Oakville’s dairy history showcased at Palermo Schoolhouse presentation


Published November 8, 2023 at 11:45 am

oakville dairy pic
David Hawkins, author of a book on Oakville's dairy industry, made a presentation on the subject at Palermo Public Schoolhouse Tuesday evening

‘Milking’ the history of Oakville’s dairy industry was the theme of a presentation Tuesday night at the Palermo Public Schoolhouse on Dundas Street.

David Hawkins, who literally wrote the book on the subject – Oakville and Bronte Dairies and Milk Bottles – in 2019 was on hand to talk about the history of the main dairies in Oakville, which formed an integral part in the town’s history.

Those in attendance also heard about the smaller dairies that existed over the years and got a peek at some of the early dairy collectibles that were on display. Put on by the Trafalgar Historical Society, who said there was a “good turnout,” with many of those who made the trip bringing their own collectibles saved over the years.

The genesis for the book came from a 2011 exhibition (From Dairy to Doorstep) organized by Hawkins and the Oakville Historical Society.

Carolyn Cross, the Curator of Collections for the Oakville Museum, said she was happy to work with Hawkins on the project because the dairy industry’s “interesting past” and the fact Oakville residents knew very little about it.

“We were eager to work together to provide the public with an opportunity to view a rich collection of dairy artifacts and learn about an aspect of our community’s history which had previously been ignored by historians.”

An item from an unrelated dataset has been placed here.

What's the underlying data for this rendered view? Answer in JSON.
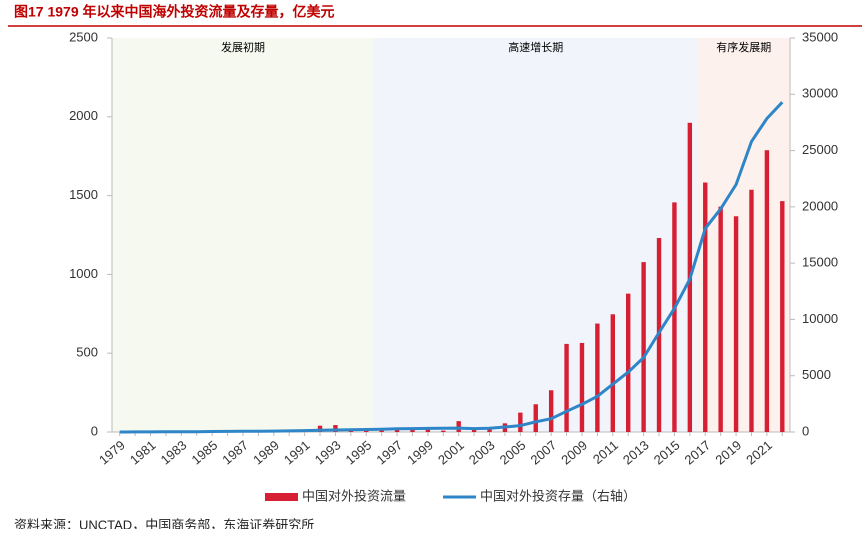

Hawkins, who has an extensive private collection of artifacts, archival material and photographs, “really brought the local dairy industry to life” with his book, she added. Hawkins’ collection also allowed the museum to present a “broad and revealing history” that was a big success. “Thousands of visitors came to enjoy the display and learn something new.”

As Hawkins noted in his book, information on Oakville’s dairy past had long been forgotten. “This very important part of Oakville’s history deserved to be preserved.”